Yine, içeriği kanıtlanamasa dahi, gerçekleştirilen ihbar veya şikâyetin bir anayasal hakkın kullanılması olarak değerlendirilebildiği hâllerde, bir hukuka uygunluk nedeninin varlığı söz konusu olacaktır. Anayasamızın 36. maddesinde, herkesin, meşru vasıta ve yollardan faydalanmak suretiyle yargı mercileri önünde davacı veya davalı olarak iddia ve savunma ile adil yargılanma hakkına sahip olduğu, 40. maddesinde, Anayasa ile tanınmış hak ve hürriyetleri ihlâl edilen herkesin, yetkili makama geciktirilmeden başvurma imkânının sağlanmasını isteme hakkının bulunduğu, 74. maddesinde, vatandaşların ve karşılıklılık bulunması koşuluyla Türkiye’de oturan yabancıların, kendileriyle veya kamu ile ilgili hususlarda dilek ve şikâyet haklarının bulunduğu vurgulanmıştır. Bireylere tanınan bu anayasal hak, onların idare ve diğer bireylerle ilişkilerinde gerek “çıkarlarını koruması”, gerek “özgürlüklerini kısıntısız” kullanabilmesi bakımından, devlet organlarına başvurmasını gerekli kılar. Bu başvuru, bireyin kendisi, üçüncü kişi veya kamuyla ilgili olabilir. Başvurulabilecek devlet organları da, yasama, yürütme ve yargıdır. Dilekçe hakkının yargısal alanda başlıca ortaya çıkış biçimi ise, ihbar ve şikâyet hakkının kullanılmasıdır.
Bu aşamada sanığın ölmesi durumunda yapılacak işlemlere değinilmesinde de fayda bulunmaktadır.
5237 Sayılı TCK’nın 64. maddesinde; sanığın ölümü durumunda kamu davasının düşürüleceği, sadece niteliği itibarıyla müsadereye tâbi olan eşya ve yararlar hakkında yargılamaya devam olunacağı, hükümlünün ölümü hâlinde ise cezanın ortadan kaldırılmasına karar verilmekle birlikte müsadere ve yargılama giderine ilişkin hükmün infaz edileceği belirtilmek suretiyle hükümlü ile sanığın ölümüne farklı sonuçlar yüklenmiştir.
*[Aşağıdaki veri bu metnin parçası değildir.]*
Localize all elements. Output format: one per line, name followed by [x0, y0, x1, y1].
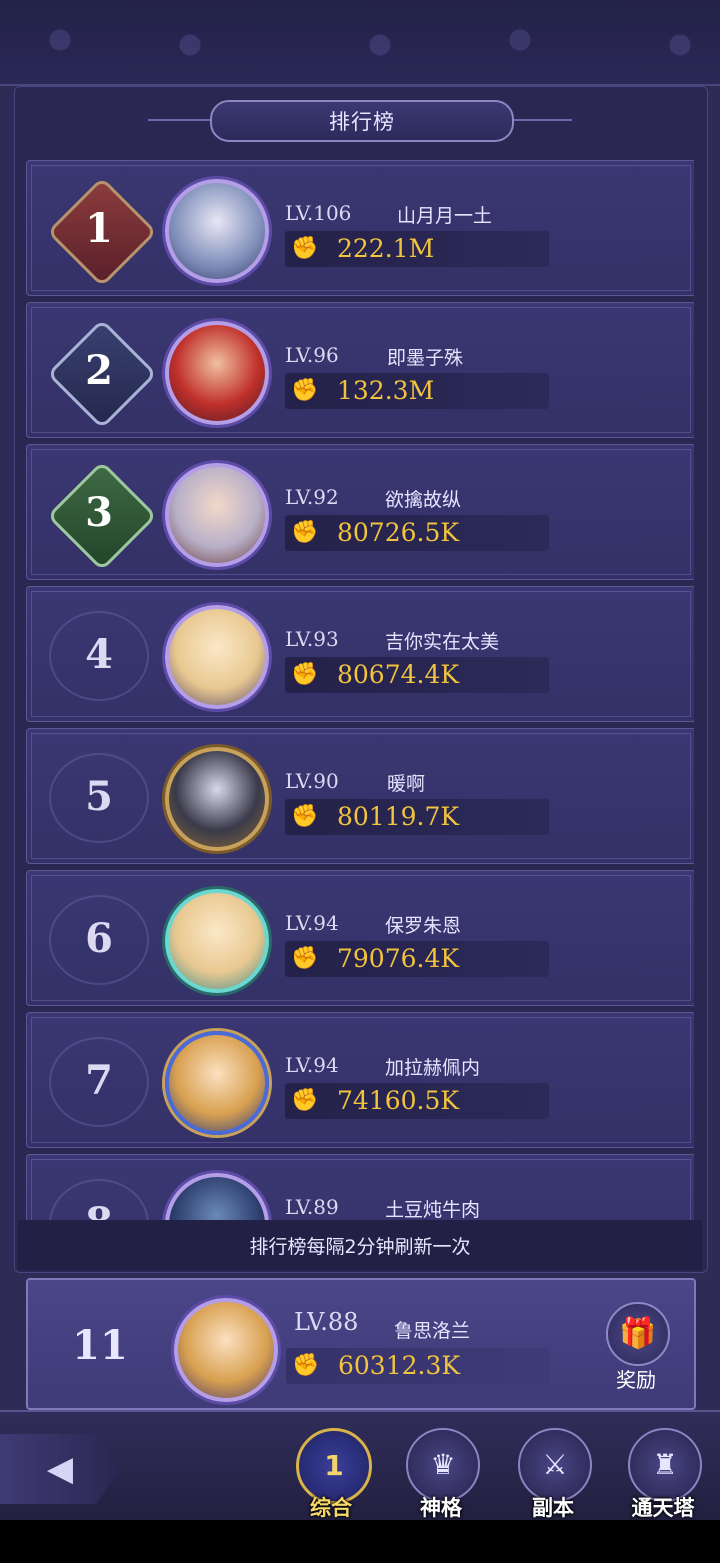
player-name: 欲擒故纵 — [385, 489, 462, 511]
leaderboard-header: 排行榜 — [148, 98, 572, 142]
ranking-row[interactable]: 5 LV.90 暖啊 ✊ 80119.7K — [26, 728, 694, 864]
avatar[interactable] — [165, 1173, 269, 1220]
my-power-bar: ✊ 60312.3K — [286, 1348, 550, 1384]
ranking-row[interactable]: 8 LV.89 土豆炖牛肉 — [26, 1154, 694, 1220]
player-level: LV.94 — [285, 911, 339, 935]
ranking-row[interactable]: 7 LV.94 加拉赫佩内 ✊ 74160.5K — [26, 1012, 694, 1148]
tab-label: 综合 — [310, 1496, 352, 1520]
power-bar: ✊ 222.1M — [285, 231, 549, 267]
refresh-note: 排行榜每隔2分钟刷新一次 — [18, 1220, 702, 1270]
player-level: LV.92 — [285, 485, 339, 509]
power-bar: ✊ 74160.5K — [285, 1083, 549, 1119]
gift-icon: 🎁 — [606, 1302, 670, 1366]
back-arrow-icon: ◀ — [46, 1449, 74, 1489]
player-name: 土豆炖牛肉 — [385, 1199, 481, 1220]
avatar[interactable] — [165, 1031, 269, 1135]
ranking-row[interactable]: 3 LV.92 欲擒故纵 ✊ 80726.5K — [26, 444, 694, 580]
my-rank-number: 11 — [72, 1322, 128, 1369]
tab-dungeon[interactable]: ⚔ 副本 — [508, 1424, 598, 1520]
my-avatar[interactable] — [174, 1298, 278, 1402]
avatar[interactable] — [165, 889, 269, 993]
power-value: 80726.5K — [337, 518, 460, 547]
player-level: LV.93 — [285, 627, 339, 651]
reward-button[interactable]: 🎁 奖励 — [600, 1302, 672, 1392]
rank-number: 4 — [85, 631, 113, 678]
fist-icon: ✊ — [291, 946, 319, 971]
deity-icon: ♛ — [406, 1428, 480, 1502]
player-name: 保罗朱恩 — [385, 915, 462, 937]
tab-tower[interactable]: ♜ 通天塔 — [618, 1424, 708, 1520]
rank-number: 8 — [67, 1195, 131, 1220]
dungeon-icon: ⚔ — [518, 1428, 592, 1502]
power-value: 80674.4K — [337, 660, 460, 689]
top-banner — [0, 0, 720, 86]
page-title: 排行榜 — [329, 110, 395, 134]
player-name: 山月月一土 — [397, 205, 493, 227]
my-power-value: 60312.3K — [338, 1351, 461, 1380]
rank-number: 6 — [85, 915, 113, 962]
player-level: LV.90 — [285, 769, 339, 793]
reward-label: 奖励 — [616, 1368, 656, 1392]
rank-number: 7 — [85, 1057, 113, 1104]
player-name: 吉你实在太美 — [385, 631, 500, 653]
power-value: 74160.5K — [337, 1086, 460, 1115]
avatar[interactable] — [165, 747, 269, 851]
tab-label: 神格 — [420, 1496, 462, 1520]
player-level: LV.89 — [285, 1195, 339, 1219]
player-name: 加拉赫佩内 — [385, 1057, 481, 1079]
player-level: LV.96 — [285, 343, 339, 367]
player-name: 暖啊 — [387, 773, 426, 795]
power-bar: ✊ 80674.4K — [285, 657, 549, 693]
fist-icon: ✊ — [291, 378, 319, 403]
power-value: 80119.7K — [337, 802, 460, 831]
title-ornament-left — [148, 119, 210, 121]
system-bar — [0, 1520, 720, 1563]
avatar[interactable] — [165, 179, 269, 283]
title-plate: 排行榜 — [210, 100, 514, 142]
tab-label: 通天塔 — [631, 1496, 695, 1520]
power-bar: ✊ 80726.5K — [285, 515, 549, 551]
ranking-list[interactable]: 1 LV.106 山月月一土 ✊ 222.1M 2 LV.96 即墨子殊 ✊ 1… — [26, 160, 694, 1220]
bottom-nav: ◀ 1 综合 ♛ 神格 ⚔ 副本 ♜ 通天塔 — [0, 1410, 720, 1522]
rank-number: 5 — [85, 773, 113, 820]
tab-deity[interactable]: ♛ 神格 — [396, 1424, 486, 1520]
power-value: 222.1M — [337, 234, 435, 263]
power-bar: ✊ 132.3M — [285, 373, 549, 409]
power-value: 132.3M — [337, 376, 435, 405]
my-name: 鲁思洛兰 — [394, 1320, 471, 1342]
my-level: LV.88 — [294, 1308, 359, 1336]
rank-number: 2 — [85, 347, 113, 394]
avatar[interactable] — [165, 463, 269, 567]
ranking-row[interactable]: 4 LV.93 吉你实在太美 ✊ 80674.4K — [26, 586, 694, 722]
title-ornament-right — [510, 119, 572, 121]
power-bar: ✊ 80119.7K — [285, 799, 549, 835]
fist-icon: ✊ — [291, 520, 319, 545]
fist-icon: ✊ — [291, 1088, 319, 1113]
tab-label: 副本 — [532, 1496, 574, 1520]
player-name: 即墨子殊 — [387, 347, 464, 369]
ranking-row[interactable]: 6 LV.94 保罗朱恩 ✊ 79076.4K — [26, 870, 694, 1006]
fist-icon: ✊ — [291, 804, 319, 829]
avatar[interactable] — [165, 605, 269, 709]
fist-icon: ✊ — [292, 1353, 320, 1378]
fist-icon: ✊ — [291, 236, 319, 261]
avatar[interactable] — [165, 321, 269, 425]
back-button[interactable]: ◀ — [0, 1434, 120, 1504]
player-level: LV.106 — [285, 201, 352, 225]
tab-overall[interactable]: 1 综合 — [286, 1424, 376, 1520]
ranking-row[interactable]: 1 LV.106 山月月一土 ✊ 222.1M — [26, 160, 694, 296]
player-level: LV.94 — [285, 1053, 339, 1077]
power-value: 79076.4K — [337, 944, 460, 973]
fist-icon: ✊ — [291, 662, 319, 687]
ranking-row[interactable]: 2 LV.96 即墨子殊 ✊ 132.3M — [26, 302, 694, 438]
power-bar: ✊ 79076.4K — [285, 941, 549, 977]
my-ranking-row[interactable]: 11 LV.88 鲁思洛兰 ✊ 60312.3K 🎁 奖励 — [26, 1278, 696, 1410]
tower-icon: ♜ — [628, 1428, 702, 1502]
rank-number: 1 — [85, 205, 113, 252]
rank-number: 3 — [85, 489, 113, 536]
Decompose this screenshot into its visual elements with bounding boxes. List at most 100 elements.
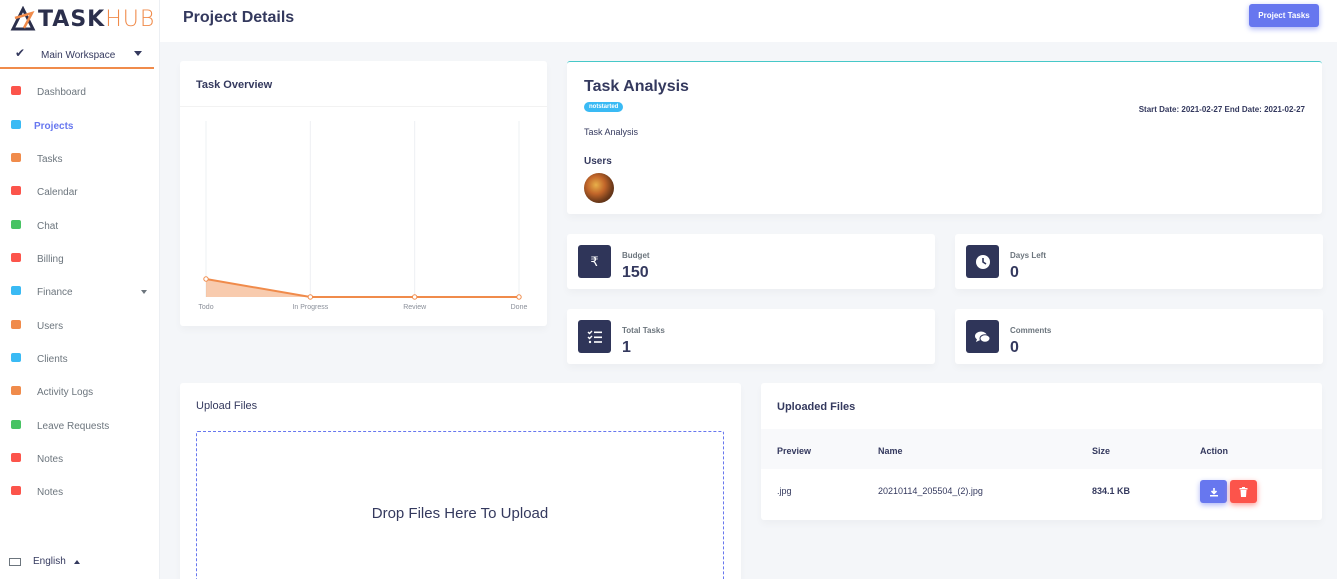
sidebar-item-projects[interactable]: Projects	[0, 114, 160, 138]
x-tick-label: Todo	[198, 304, 213, 311]
sidebar-item-label: Chat	[37, 221, 59, 232]
sidebar-item-label: Dashboard	[37, 87, 86, 98]
column-header-preview: Preview	[777, 446, 812, 456]
dropzone-text: Drop Files Here To Upload	[371, 504, 549, 522]
task-overview-card: Task Overview Todo In Progress Review Done	[180, 61, 547, 326]
comments-value: 0	[1010, 339, 1019, 356]
sidebar-item-notes[interactable]: Notes	[0, 447, 160, 471]
x-tick-label: In Progress	[292, 304, 328, 311]
trash-icon	[1239, 486, 1248, 497]
topbar: Project Details Project Tasks	[160, 0, 1337, 42]
note-icon	[11, 486, 21, 495]
sidebar-item-label: Tasks	[37, 154, 63, 165]
upload-files-card: Upload Files Drop Files Here To Upload	[180, 383, 741, 579]
user-icon	[11, 320, 21, 329]
rupee-icon: ₹	[578, 245, 611, 278]
chevron-down-icon	[134, 51, 142, 56]
sidebar-item-label: Notes	[37, 487, 64, 498]
app-logo[interactable]: TASK HUB	[10, 4, 155, 34]
tasks-icon	[11, 153, 21, 162]
uploaded-files-title: Uploaded Files	[777, 401, 856, 413]
task-analysis-card: Task Analysis notstarted Start Date: 202…	[567, 61, 1322, 214]
table-header	[761, 429, 1322, 469]
sidebar-item-calendar[interactable]: Calendar	[0, 180, 160, 204]
sidebar-item-label: Notes	[37, 454, 64, 465]
sidebar-item-leave-requests[interactable]: Leave Requests	[0, 414, 160, 438]
total-tasks-card: Total Tasks 1	[567, 309, 935, 364]
sidebar-item-label: Leave Requests	[37, 421, 110, 432]
file-dropzone[interactable]: Drop Files Here To Upload	[196, 431, 724, 579]
sidebar-item-notes[interactable]: Notes	[0, 480, 160, 504]
logo-icon	[10, 6, 36, 31]
column-header-size: Size	[1092, 446, 1111, 456]
check-icon	[11, 420, 21, 429]
comments-icon	[966, 320, 999, 353]
avatar[interactable]	[584, 173, 614, 203]
budget-card: ₹ Budget 150	[567, 234, 935, 289]
sidebar-item-label: Activity Logs	[37, 387, 94, 398]
data-point[interactable]	[203, 276, 209, 282]
data-point[interactable]	[516, 294, 522, 300]
sidebar-item-activity-logs[interactable]: Activity Logs	[0, 380, 160, 404]
sidebar-item-users[interactable]: Users	[0, 314, 160, 338]
calendar-icon	[11, 186, 21, 195]
task-description: Task Analysis	[584, 127, 639, 137]
sidebar-item-dashboard[interactable]: Dashboard	[0, 80, 160, 104]
total-tasks-value: 1	[622, 339, 631, 356]
comments-label: Comments	[1010, 326, 1052, 335]
days-left-card: Days Left 0	[955, 234, 1323, 289]
comments-card: Comments 0	[955, 309, 1323, 364]
logo-text-hub: HUB	[105, 6, 156, 32]
status-badge: notstarted	[584, 102, 624, 112]
x-tick-label: Review	[403, 304, 427, 311]
sidebar-item-label: Calendar	[37, 187, 78, 198]
check-icon: ✔	[15, 46, 26, 60]
delete-button[interactable]	[1230, 480, 1257, 503]
file-name: 20210114_205504_(2).jpg	[878, 486, 983, 496]
page-title: Project Details	[183, 9, 295, 26]
task-dates: Start Date: 2021-02-27 End Date: 2021-02…	[1138, 105, 1305, 114]
sidebar-item-label: Billing	[37, 254, 64, 265]
flag-icon	[9, 557, 21, 566]
language-selector[interactable]: English	[9, 556, 80, 567]
receipt-icon	[11, 253, 21, 262]
workspace-label: Main Workspace	[41, 50, 116, 61]
language-label: English	[33, 556, 66, 567]
days-left-value: 0	[1010, 264, 1019, 281]
task-overview-chart: Todo In Progress Review Done	[198, 121, 528, 311]
chevron-down-icon	[141, 290, 147, 294]
download-icon	[1209, 487, 1218, 496]
sidebar-item-finance[interactable]: Finance	[0, 280, 160, 304]
sidebar-item-billing[interactable]: Billing	[0, 247, 160, 271]
project-tasks-button[interactable]: Project Tasks	[1249, 4, 1319, 27]
note-icon	[11, 453, 21, 462]
sidebar-item-label: Users	[37, 321, 64, 332]
sidebar-item-tasks[interactable]: Tasks	[0, 147, 160, 171]
logo-text-task: TASK	[38, 6, 106, 32]
users-icon	[11, 353, 21, 362]
users-heading: Users	[584, 156, 612, 167]
file-preview: .jpg	[777, 486, 792, 496]
workspace-selector[interactable]: ✔ Main Workspace	[0, 42, 154, 69]
budget-value: 150	[622, 264, 649, 281]
uploaded-files-card: Uploaded Files Preview Name Size Action …	[761, 383, 1322, 520]
chat-icon	[11, 220, 21, 229]
chart-line-icon	[11, 386, 21, 395]
sidebar-item-label: Projects	[34, 121, 74, 132]
sidebar-item-chat[interactable]: Chat	[0, 214, 160, 238]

Buna göre; kamu davası açılmadan önce şüphelinin ölmesi durumunda kovuşturma imkânının bulunmaması nedeniyle “kovuşturmaya yer olmadığına”, kamu davası açıldıktan sonra sanığın ölmesi hâlinde ise yerel mahkemece “davanın düşmesine” karar verilecektir. Ölümün ceza ilişkisini sadece ölen kişi bakımından sona erdirmesi nedeniyle iştirak hâlinde işlenen suçlarda diğer sanıklar hakkında davaya devam edilecek, sanığın ölümü, niteliği itibarıyla müsadereye tâbi olan eşya ve maddi menfaatler hakkında davaya devam olunarak müsadere kararı verilmesine engel olmayacaktır. Sanığın ölümü ceza ve infaz ilişkisini düşürürken, hakkındaki mahkûmiyet hükmü kesinleşmiş olan hükümlünün ölümü sadece hapis ve henüz infaz edilmemiş adli para cezalarının infaz ilişkisini ortadan kaldıracaktır. Buna bağlı olarak, ölümden önce tahsil edilmiş olan para cezaları mirasçılara iade edilmeyecek, buna karşın tahsil edilmemiş bulunan para cezaları mirasçılardan istenmeyecek, bunun yanında müsadereye ve yargılama giderine ilişkin hükümler ölümden önce kesinleşmiş olmak kaydıyla infaz olunacaktır.
Görüldüğü gibi, suç teşkil eden bir fiilin işlenmesiyle fail ile devlet arasında doğan ceza ilişkisi, bu fiili işleyen sanığın ya da hükümlünün ölümüyle cezaların şahsiliği ilkesi nedeniyle başkası sorumlu tutulamayacağından düşmektedir. Ölüm, bir vakıa olan suçu ortadan kaldırmayacak, suçtan sorumlu tutulacak kişi olmadığından, devletin suçla birlikte ortaya çıkan cezalandırma sorumluluk ve yetkisini sona erdirecektir.
Temyiz aşamasında sanığın öldüğüne ilişkin bir iddianın ortaya çıkması ya da UYAP (Ulusal Yargı Ağı Bilişim Sistemi) vasıtasıyla alınan güncel nüfus kaydında öldüğü bilgisinin yer alması gibi hâllerde, ölümün kamu davasının düşmesini gerektiren bir neden olduğu göz önüne alınarak, ölüm nedeniyle düşme kararının temyiz merciince dosya üzerinde yapılan inceleme sırasında verilmesi yerine, ölüm bilgisi nedeniyle diğer yönleri incelenmeyen hükmün bozulması ve yerel mahkemece mahallinde yapılan araştırma sonucunda sanığın öldüğünün kesin olarak saptanmasından sonra düşme kararı verilmesi daha isabetli olacaktır.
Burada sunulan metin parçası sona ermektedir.